Weitere historische Quellen sind Urkunden und Dokumente sowie die sogenannte »Große Rechnung«, die in der Handschriftenabteilung der Bayerischen Staatsbibliothek aufbewahrt wird und genauen Aufschluss über die Kosten der Landshuter Hochzeit von 1475 gibt.

Neben der zeitgenössischen Überlieferung beschäftigten sich zudem Historiker umfangreich mit der prunkvollen Hochzeitsfeier und ihren Akteuren. Jedoch wurde die Braut dabei, obwohl Hauptperson des Festes, eher nur am Rande berücksichtigt. Bis heute ist über Hedwig, die polnische Königstochter und spätere Herzogin von Bayern-Landshut, noch keine umfassende Biografie erschienen.

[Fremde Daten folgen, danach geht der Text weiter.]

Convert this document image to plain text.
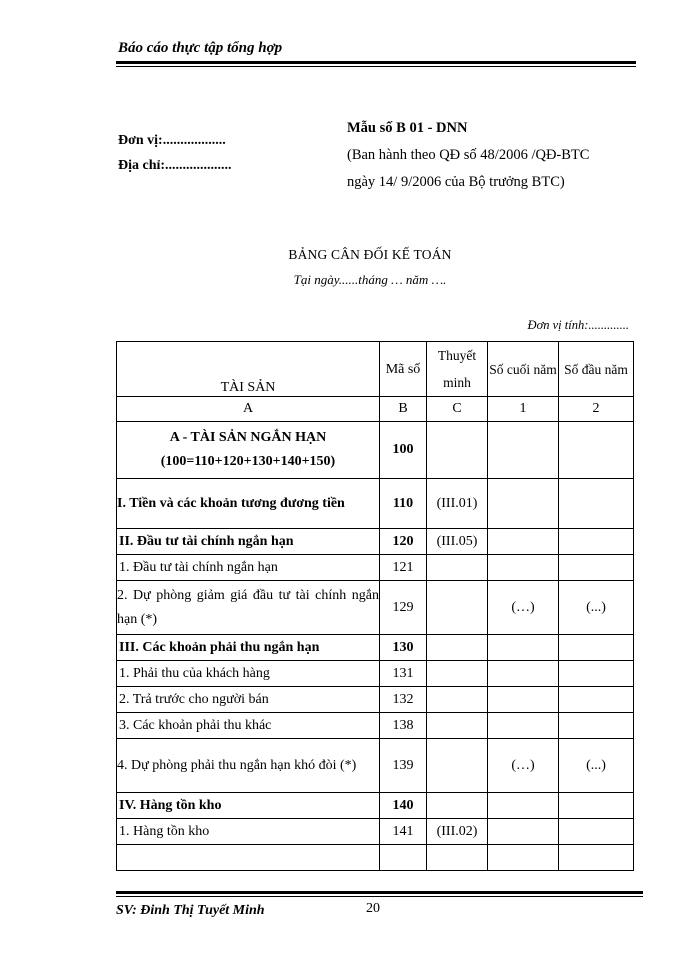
Báo cáo thực tập tổng hợp
Đơn vị:..................
Địa chỉ:...................
Mẫu số B 01 - DNN
(Ban hành theo QĐ số 48/2006 /QĐ-BTC
ngày 14/ 9/2006 của Bộ trưởng BTC)
BẢNG CÂN ĐỐI KẾ TOÁN
Tại ngày......tháng … năm ….
Đơn vị tính:.............
TÀI SẢN	Mã số	Thuyết minh	Số cuối năm	Số đầu năm
A	B	C	1	2
A - TÀI SẢN NGẮN HẠN (100=110+120+130+140+150)	100			
I. Tiền và các khoản tương đương tiền	110	(III.01)		
II. Đầu tư tài chính ngắn hạn	120	(III.05)		
1. Đầu tư tài chính ngắn hạn	121			
2. Dự phòng giảm giá đầu tư tài chính ngắn hạn (*)	129		(…)	(...)
III. Các khoản phải thu ngắn hạn	130			
1. Phải thu của khách hàng	131			
2. Trả trước cho người bán	132			
3. Các khoản phải thu khác	138			
4. Dự phòng phải thu ngắn hạn khó đòi (*)	139		(…)	(...)
IV. Hàng tồn kho	140			
1. Hàng tồn kho	141	(III.02)		

SV: Đinh Thị Tuyết Minh	20
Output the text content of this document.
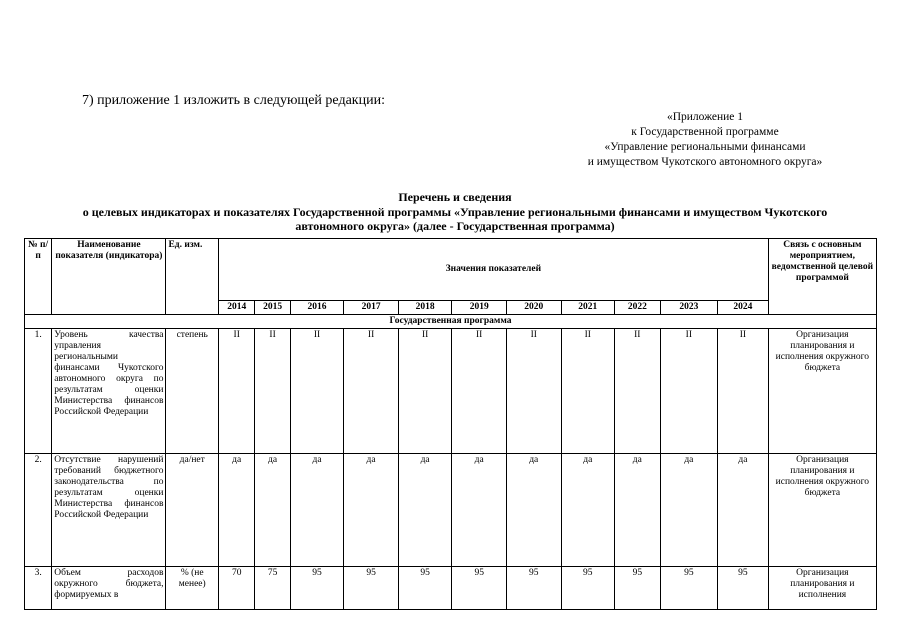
7) приложение 1 изложить в следующей редакции:
«Приложение 1
к Государственной программе
«Управление региональными финансами
и имуществом Чукотского автономного округа»
Перечень и сведения
о целевых индикаторах и показателях Государственной программы «Управление региональными финансами и имуществом Чукотского
автономного округа» (далее - Государственная программа)
№ п/п	Наименование показателя (индикатора)	Ед. изм.	Значения показателей											Связь с основным мероприятием, ведомственной целевой программой
			2014	2015	2016	2017	2018	2019	2020	2021	2022	2023	2024	
Государственная программа														
1.	Уровень качества управления региональными финансами Чукотского автономного округа по результатам оценки Министерства финансов Российской Федерации	степень	II	II	II	II	II	II	II	II	II	II	II	Организация планирования и исполнения окружного бюджета
2.	Отсутствие нарушений требований бюджетного законодательства по результатам оценки Министерства финансов Российской Федерации	да/нет	да	да	да	да	да	да	да	да	да	да	да	Организация планирования и исполнения окружного бюджета
3.	Объем расходов окружного бюджета, формируемых в	% (не менее)	70	75	95	95	95	95	95	95	95	95	95	Организация планирования и исполнения
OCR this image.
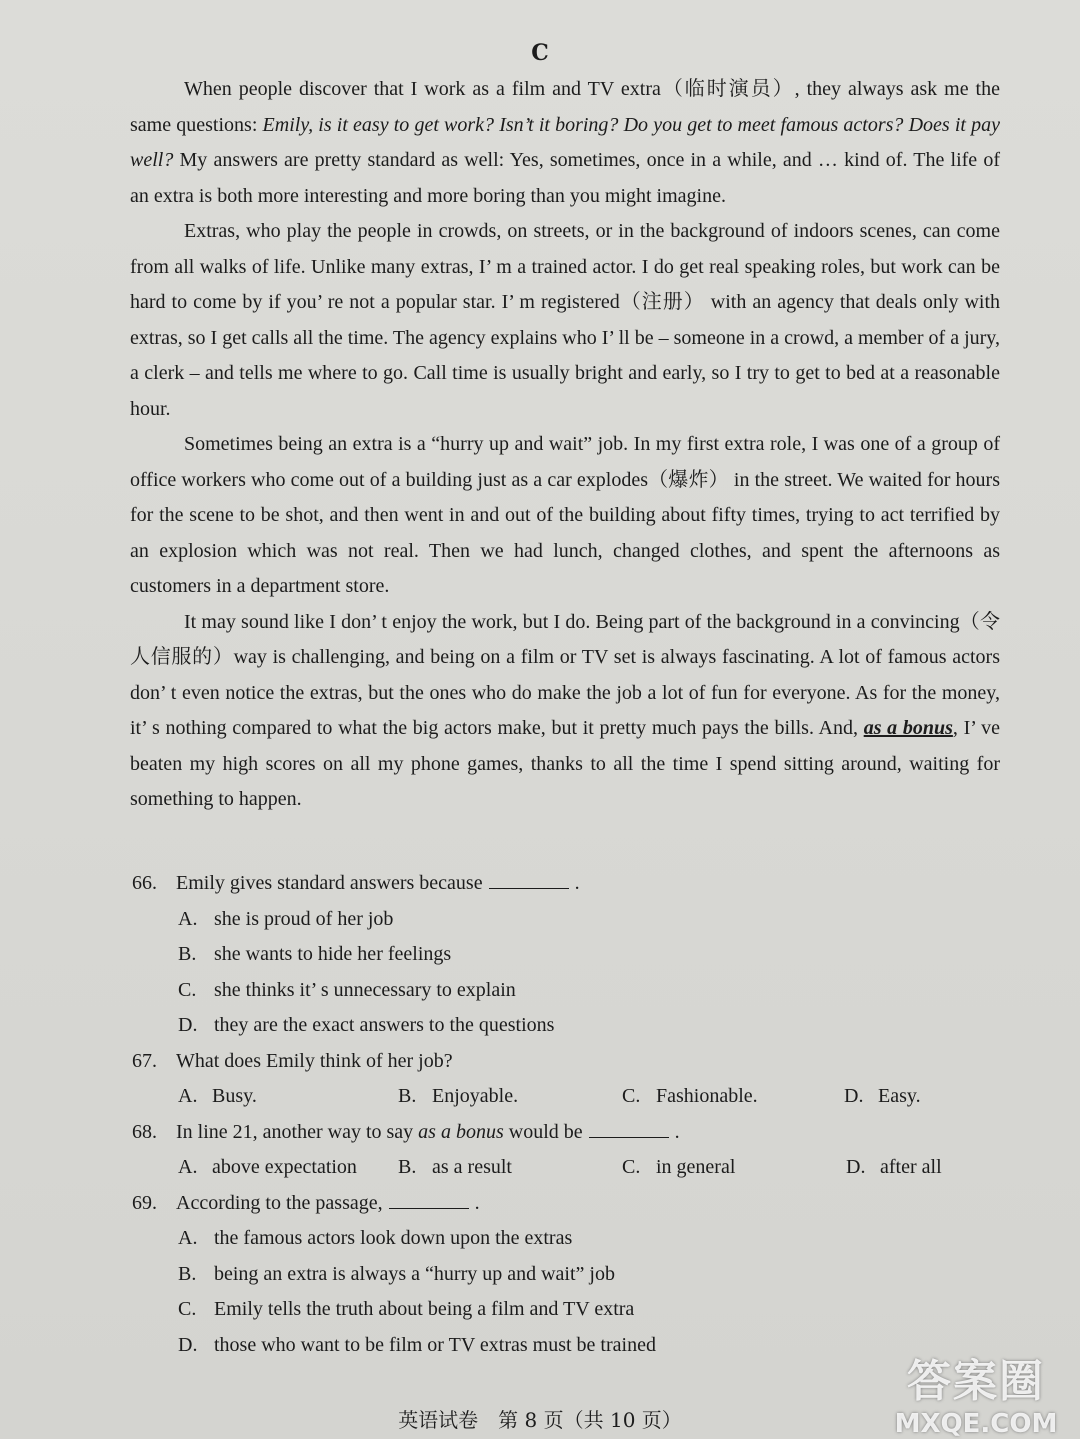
C

When people discover that I work as a film and TV extra（临时演员）, they always ask me the same questions: Emily, is it easy to get work? Isn’t it boring? Do you get to meet famous actors? Does it pay well? My answers are pretty standard as well: Yes, sometimes, once in a while, and … kind of. The life of an extra is both more interesting and more boring than you might imagine.

Extras, who play the people in crowds, on streets, or in the background of indoors scenes, can come from all walks of life. Unlike many extras, I’ m a trained actor. I do get real speaking roles, but work can be hard to come by if you’ re not a popular star. I’ m registered（注册） with an agency that deals only with extras, so I get calls all the time. The agency explains who I’ ll be – someone in a crowd, a member of a jury, a clerk – and tells me where to go. Call time is usually bright and early, so I try to get to bed at a reasonable hour.

Sometimes being an extra is a “hurry up and wait” job. In my first extra role, I was one of a group of office workers who come out of a building just as a car explodes（爆炸） in the street. We waited for hours for the scene to be shot, and then went in and out of the building about fifty times, trying to act terrified by an explosion which was not real. Then we had lunch, changed clothes, and spent the afternoons as customers in a department store.

It may sound like I don’ t enjoy the work, but I do. Being part of the background in a convincing（令人信服的）way is challenging, and being on a film or TV set is always fascinating. A lot of famous actors don’ t even notice the extras, but the ones who do make the job a lot of fun for everyone. As for the money, it’ s nothing compared to what the big actors make, but it pretty much pays the bills. And, as a bonus, I’ ve beaten my high scores on all my phone games, thanks to all the time I spend sitting around, waiting for something to happen.

66. Emily gives standard answers because	.
A. she is proud of her job
B. she wants to hide her feelings
C. she thinks it’ s unnecessary to explain
D. they are the exact answers to the questions
67. What does Emily think of her job?
A. Busy.	B. Enjoyable.	C. Fashionable.	D. Easy.
68. In line 21, another way to say as a bonus would be	.
A. above expectation B. as a result	C. in general	D. after all
69. According to the passage,	.
A. the famous actors look down upon the extras
B. being an extra is always a “hurry up and wait” job
C. Emily tells the truth about being a film and TV extra
D. those who want to be film or TV extras must be trained
英语试卷　第 8 页（共 10 页）
答案圈
MXQE.COM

Möge nun die vorliegende Lebensbeschreibung diese klaffende Lücke ein wenig schließen und Hedwig, die Braut der Landshuter Hochzeit von 1475, aus dem Schatten der Geschichte deutlicher hervortreten lassen.

1»Hedvigis« – eine polnische Königstochter

ELTERN UND GESCHWISTER

Hedwigs Vater folgte seinem Bruder Władysław III. (dt. Ladislaus; reg. ab 1424), der 1444 in der Schlacht bei Warna fiel, erst drei Jahre später auf dem polnischen Thron als Kasimir IV. nach. Er war der jüngste Sohn von Władysław II. Jogaila bzw. Jagiello (reg. 1386–1434) und dessen vierter Gemahlin Sophie (1405–1461), einer Prinzessin aus Litauen ruthenischer Herkunft. Ruthenien heißt eine historische Landschaft, die im heutigen Weißrussland bzw. der Ukraine liegt und wo damals Altrussisch gesprochen wurde. Mit König Jogaila (Jagiello) begann die Reihe der Jagiellonenkönige auf dem polnischen Thron.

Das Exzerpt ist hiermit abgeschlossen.